A recent question by Huck Bennett asking whether the class PH was contained in the class PP, received somewhat contradictory answers (all true, it seems). On one hand, several oracle results were given to the contrary, and on the other Scott suggested that the answer is likely positive since Toda's theorem shows that PH is in BP.PP, the probabilistic variant of PP, and we usually believe that randomization does not help much, e.g. reasonable hardness assumptions implies PRGs which can replace randomization.
Now, in the case of PP it is not apriori clear that even a "perfect" PRG will imply complete derandomization since the natural derandomization would run the original algorithm with the output of the PRG for all polynomially-many possible seeds and take a majority vote. It it is not clear that taking that majority vote among PP computations is something that can be done in PP itself. However, a paper by Fortnow and Reingold shows that PP is closed under truth-table reductions (extending the surprising result that PP is closed under intersection), which seems to suffice for taking this majority vote.
So what is the question here?

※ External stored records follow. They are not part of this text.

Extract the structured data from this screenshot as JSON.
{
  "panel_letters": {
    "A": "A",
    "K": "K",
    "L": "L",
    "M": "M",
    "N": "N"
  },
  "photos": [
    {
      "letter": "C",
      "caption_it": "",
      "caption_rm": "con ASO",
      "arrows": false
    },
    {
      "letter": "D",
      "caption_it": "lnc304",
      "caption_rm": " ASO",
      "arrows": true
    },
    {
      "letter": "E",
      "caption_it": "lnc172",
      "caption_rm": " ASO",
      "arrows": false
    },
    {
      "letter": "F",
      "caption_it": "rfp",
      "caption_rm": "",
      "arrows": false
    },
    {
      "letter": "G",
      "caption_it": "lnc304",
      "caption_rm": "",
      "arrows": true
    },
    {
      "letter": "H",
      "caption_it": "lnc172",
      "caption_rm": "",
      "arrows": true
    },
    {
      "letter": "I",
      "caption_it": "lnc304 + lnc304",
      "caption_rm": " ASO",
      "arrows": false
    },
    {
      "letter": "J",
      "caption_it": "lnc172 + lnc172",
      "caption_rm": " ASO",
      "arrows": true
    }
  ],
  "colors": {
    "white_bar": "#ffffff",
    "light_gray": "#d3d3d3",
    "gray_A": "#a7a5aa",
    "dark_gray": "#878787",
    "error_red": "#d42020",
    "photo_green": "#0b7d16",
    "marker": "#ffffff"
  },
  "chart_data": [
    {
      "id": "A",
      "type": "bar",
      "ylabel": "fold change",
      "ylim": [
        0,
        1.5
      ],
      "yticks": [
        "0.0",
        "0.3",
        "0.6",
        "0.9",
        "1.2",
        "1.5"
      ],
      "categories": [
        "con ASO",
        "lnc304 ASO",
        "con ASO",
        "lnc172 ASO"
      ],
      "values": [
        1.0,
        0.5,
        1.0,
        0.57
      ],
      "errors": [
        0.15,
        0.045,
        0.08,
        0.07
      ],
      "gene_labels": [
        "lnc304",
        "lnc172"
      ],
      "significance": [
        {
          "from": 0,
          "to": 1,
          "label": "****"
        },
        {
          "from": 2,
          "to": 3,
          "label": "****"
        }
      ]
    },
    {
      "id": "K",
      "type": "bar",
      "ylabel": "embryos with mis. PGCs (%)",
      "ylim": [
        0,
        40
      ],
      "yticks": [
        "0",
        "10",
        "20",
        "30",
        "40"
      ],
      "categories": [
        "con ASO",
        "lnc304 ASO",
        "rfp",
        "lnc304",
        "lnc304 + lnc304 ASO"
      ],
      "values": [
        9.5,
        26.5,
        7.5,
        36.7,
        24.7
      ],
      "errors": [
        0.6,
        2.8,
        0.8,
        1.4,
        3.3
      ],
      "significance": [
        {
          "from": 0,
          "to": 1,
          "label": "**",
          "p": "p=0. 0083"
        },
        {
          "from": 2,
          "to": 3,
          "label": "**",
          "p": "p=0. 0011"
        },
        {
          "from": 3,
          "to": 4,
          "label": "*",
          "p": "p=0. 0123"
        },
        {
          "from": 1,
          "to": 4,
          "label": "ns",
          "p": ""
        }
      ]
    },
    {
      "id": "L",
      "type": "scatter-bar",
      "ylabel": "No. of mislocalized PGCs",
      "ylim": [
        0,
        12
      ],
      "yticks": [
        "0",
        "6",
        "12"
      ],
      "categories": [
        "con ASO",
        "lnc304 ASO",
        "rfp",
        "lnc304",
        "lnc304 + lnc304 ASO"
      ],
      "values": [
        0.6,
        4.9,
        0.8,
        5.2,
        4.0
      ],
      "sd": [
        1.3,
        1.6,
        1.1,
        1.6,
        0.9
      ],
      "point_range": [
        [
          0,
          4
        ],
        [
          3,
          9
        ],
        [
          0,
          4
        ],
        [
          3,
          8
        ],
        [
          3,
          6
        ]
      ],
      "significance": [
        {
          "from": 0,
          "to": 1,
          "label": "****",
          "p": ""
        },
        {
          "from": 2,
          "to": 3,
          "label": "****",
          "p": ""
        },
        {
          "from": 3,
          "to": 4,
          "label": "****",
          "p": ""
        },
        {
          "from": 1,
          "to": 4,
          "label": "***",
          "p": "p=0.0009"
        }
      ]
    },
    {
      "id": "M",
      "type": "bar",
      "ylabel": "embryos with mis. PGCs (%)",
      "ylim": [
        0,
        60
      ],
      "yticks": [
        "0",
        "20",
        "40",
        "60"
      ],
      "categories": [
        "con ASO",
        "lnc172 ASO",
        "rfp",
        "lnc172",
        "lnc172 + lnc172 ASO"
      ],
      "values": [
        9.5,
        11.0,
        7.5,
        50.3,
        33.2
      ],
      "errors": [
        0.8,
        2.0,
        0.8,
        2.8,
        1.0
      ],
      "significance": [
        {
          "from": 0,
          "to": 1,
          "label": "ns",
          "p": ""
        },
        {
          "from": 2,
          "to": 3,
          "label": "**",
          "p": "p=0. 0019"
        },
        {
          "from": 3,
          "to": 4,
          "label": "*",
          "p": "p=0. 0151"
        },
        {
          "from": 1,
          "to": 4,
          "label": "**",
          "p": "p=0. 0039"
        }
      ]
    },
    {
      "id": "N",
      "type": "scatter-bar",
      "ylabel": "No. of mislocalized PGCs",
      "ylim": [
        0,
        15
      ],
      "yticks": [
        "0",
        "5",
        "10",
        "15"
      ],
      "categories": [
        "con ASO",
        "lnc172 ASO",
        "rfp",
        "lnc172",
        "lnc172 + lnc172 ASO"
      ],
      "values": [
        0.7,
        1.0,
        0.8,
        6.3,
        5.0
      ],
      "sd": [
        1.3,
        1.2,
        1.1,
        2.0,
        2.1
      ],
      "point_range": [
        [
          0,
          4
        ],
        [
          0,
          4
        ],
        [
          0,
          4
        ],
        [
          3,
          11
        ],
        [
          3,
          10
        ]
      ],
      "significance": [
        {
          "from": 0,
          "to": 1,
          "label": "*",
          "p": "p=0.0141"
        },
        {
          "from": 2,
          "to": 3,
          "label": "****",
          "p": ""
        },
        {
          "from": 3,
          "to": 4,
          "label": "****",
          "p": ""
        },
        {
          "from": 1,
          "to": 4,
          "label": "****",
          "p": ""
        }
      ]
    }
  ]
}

Toda, Fortnow-Reingold and all the PRG-based derandomizations, all seem to relativize, so would imply that PH in PP for every oracle for which appropriate PRGs exist. So for all the oracles under which PP does not contain PH (e.g. from Minski&Papert, by Beigel, or by Vereshchagin), PRGs for PP do not exist. In particular this implies that for these oracles there are no appropriately hard functions in EXP (otherwise NW-IW-like PRGs would exist). Looking at the positive side, this would imply that somewhere inside each of these oracle results hides a (non-uniform) PP-algorithm for (approximating) EXP with that oracle. This is strange since all these oracle results seem to rely on new PP lower bounds (for threshold circuits) and are straight-forward in their oracle-building machinery, so I don't see where an upper bound for PP hides. Perhaps this upper bound would work in general showing that (non-uniform)-PP can compute (or at least give some bias on) all of EXP? Wouldn't something like that give at least a CH simulation of EXP?
So, I suppose that my question is two-fold: (1) does this chain of reasoning make sense? (2) If so, then can someone "uncover" the implied upper bounds for PP?
Edit by Aaron Sterling: bumping this to the front page and adding a bounty. This was one of my favorite questions, and it still has no answers.